Ferromagnetic behaviour of bismuth germanate oxides glass–ceramic materials

Highlights

• Diluted ferromagnetism was evidenced in Bi based glass ceramics (BGO).

• It is related mainly to oxygen defects in the atypical amorphous phase.

• The coercivity depends on the density of such defects.

• The magnetization depends on the overall number of O defects in GeO₄ tetrahedra.

Abstract

The content of defects in Bi₄Ge₃O₁₂ (BGO) glass–ceramic materials together with their ordering during crystallization induces ferromagnetic behaviours in these materials. The observed ferromagnetism has to be associated strictly with the GeO₄ related defects in the atypical amorphous phase. The photoluminescence of BGO glass–ceramic materials can give useful information about the nature of defects, especially the oxygen vacancies from the GeO₄ tetrahedra and Bi₄Ge₃O₁₂ cubic structures. The concentration of these defects depends on annealing between 600 °C and 700 °C where orthorhombic and cubic phases coexist. The magnetization at saturation is higher in the samples dominated by the amorphous phase and the strength of the exchange interaction is higher in the samples dominated by the cubic phase, obtained over 700 °C, when the GeO₄ tetrahedra are rearranged during crystallization together with their oxygen vacancies.

Introduction

Amorphous materials become an important player nowadays in the fabrication of very resistant devices, being more efficient than the crystalline structures [1]. However, heterogeneous nucleation of these amorphous materials drastically changes the physical properties of the obtained glass–ceramic materials.

Bismuth germanate oxides are known as scintillator materials based on the Bi³⁺ emission [2], [3], [4]. These oxides have eulityne-type cubic structure and crystallize in the space group I-43d. The Bi₄Ge₃O₁₂ cubic structure consists of a regular arrangement of GeO₄ tetrahedra and distorted BiO₆ octahedrons [5], [6]. The heterogeneous crystallization of these oxides is obtained by controlled nucleation in which the glass precursor is thermally transformed, firstly in nano-crystalline dispersed particles in the whole glass [7]. At high temperatures, bismuth germanate oxides crystallize in a cubic structure as a dominant phase, but at lower temperatures some other crystalline phases are involved in the crystallization processes. For example, there is the intermediate phase of orthorhombic structure, Bi₂GeO₅, which is important due to its ferroelectric behaviour [8].
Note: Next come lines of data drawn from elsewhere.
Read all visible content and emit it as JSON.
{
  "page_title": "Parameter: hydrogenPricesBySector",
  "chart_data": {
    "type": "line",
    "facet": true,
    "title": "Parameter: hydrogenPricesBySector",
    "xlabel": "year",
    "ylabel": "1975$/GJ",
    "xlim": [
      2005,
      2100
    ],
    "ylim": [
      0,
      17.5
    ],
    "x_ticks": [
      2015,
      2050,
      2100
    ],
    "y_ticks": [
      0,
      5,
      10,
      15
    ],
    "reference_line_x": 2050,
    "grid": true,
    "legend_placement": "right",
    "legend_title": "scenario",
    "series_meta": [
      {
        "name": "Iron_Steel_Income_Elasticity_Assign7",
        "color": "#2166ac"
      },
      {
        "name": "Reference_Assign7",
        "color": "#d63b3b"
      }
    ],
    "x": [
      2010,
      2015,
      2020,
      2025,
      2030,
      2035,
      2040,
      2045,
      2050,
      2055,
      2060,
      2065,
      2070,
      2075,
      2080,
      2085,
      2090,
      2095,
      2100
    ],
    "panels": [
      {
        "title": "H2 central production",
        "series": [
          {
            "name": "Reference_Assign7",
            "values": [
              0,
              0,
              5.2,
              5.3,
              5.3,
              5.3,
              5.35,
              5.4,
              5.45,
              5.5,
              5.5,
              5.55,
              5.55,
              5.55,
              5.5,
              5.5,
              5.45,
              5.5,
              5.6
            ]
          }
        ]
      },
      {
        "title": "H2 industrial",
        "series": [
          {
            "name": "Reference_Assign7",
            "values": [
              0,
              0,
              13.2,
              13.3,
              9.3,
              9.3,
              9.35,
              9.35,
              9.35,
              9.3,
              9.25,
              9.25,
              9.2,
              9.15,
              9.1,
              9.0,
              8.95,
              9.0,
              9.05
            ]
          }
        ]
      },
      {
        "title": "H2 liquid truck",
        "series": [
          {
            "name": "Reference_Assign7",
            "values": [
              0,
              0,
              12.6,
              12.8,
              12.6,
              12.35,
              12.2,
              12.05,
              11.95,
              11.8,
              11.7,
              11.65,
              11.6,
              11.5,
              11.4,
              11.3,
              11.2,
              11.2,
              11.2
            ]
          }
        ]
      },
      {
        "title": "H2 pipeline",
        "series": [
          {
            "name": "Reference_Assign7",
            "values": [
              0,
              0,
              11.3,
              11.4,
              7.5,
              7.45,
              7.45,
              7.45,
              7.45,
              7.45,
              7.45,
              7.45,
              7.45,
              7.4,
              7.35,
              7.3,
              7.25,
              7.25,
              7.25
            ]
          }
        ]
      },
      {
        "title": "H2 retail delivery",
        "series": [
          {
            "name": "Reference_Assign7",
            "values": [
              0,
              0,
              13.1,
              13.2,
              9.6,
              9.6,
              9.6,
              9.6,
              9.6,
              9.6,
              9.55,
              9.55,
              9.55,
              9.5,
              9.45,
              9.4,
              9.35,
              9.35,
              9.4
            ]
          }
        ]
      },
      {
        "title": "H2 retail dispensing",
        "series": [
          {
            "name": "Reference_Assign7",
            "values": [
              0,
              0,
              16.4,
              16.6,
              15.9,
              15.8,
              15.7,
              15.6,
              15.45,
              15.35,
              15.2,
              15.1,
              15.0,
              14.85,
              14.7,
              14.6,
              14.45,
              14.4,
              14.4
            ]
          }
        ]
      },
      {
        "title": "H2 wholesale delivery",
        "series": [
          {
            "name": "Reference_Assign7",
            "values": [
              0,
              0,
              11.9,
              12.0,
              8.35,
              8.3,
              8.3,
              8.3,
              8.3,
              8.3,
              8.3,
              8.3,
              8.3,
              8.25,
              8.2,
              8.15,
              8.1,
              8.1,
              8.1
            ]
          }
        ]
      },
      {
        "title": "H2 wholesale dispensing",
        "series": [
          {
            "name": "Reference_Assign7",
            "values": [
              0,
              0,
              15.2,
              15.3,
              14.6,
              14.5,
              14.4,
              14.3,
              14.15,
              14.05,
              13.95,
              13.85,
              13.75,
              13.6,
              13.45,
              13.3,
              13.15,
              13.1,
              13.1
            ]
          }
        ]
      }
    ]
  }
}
In the recent years, a series of oxides have been studied for their ferromagnetic behaviour at room temperature, e.g. MgO [9], Al₂O₃ [10], ZnO [10] and GaN [11]. The controversy regarding the ferromagnetic properties of transition metal (TM) doped oxides (diluted magnetism due to indirect interactions between TM ions versus magnetism due to TM based magnetic precipitates) is in case of these compounds based on just diamagnetic TM ions (as for example Bi³⁺) even more pronounced. Their magnetic behaviour is generally associated with inherent defects induced in a nanoparticule-like morphology, giving rise to local magnetic moments. Such defects might be also related to oxygen vacancies, which might have a direct influence on the photoluminescence properties of the oxides. The gradually annealing of the amorphous glasses of bismuth germanate oxides involves a critical temperature range in which the high and low temperature phases can co-exist and transform one to another. Expectedly, such a gradually transformation might tune the density of the oxygen vacancies together with the photoluminescence and ferromagnetic properties of the glass–ceramic materials, which can be finally used as case study of such inter-relations. For example, the photoluminescence of bismuth germanate oxides is based on three different aspects related to this material: GeO₄ luminescence, Bi³⁺ optical transitions and the oxygen vacancies produced during sample preparation. It is clearly that in the bismuth germanate oxides perfect crystals, the number of oxygen vacancies are expected to be as low as possible, whereas formation of nanocrystalline phases allows to tune in a controlled manner the density of both the oxygen vacancies and expected magnetic defects.

The aim of this paper is focused on the study of the ferromagnetic behaviour of the bismuth germanate oxides glass–ceramic materials (previously annealed between 600 °C and 700 °C, where nanocrystalline Bi₂GeO₅ is dominant) in connection with their photoluminescence and XRD analysis, providing information about different defects in materials.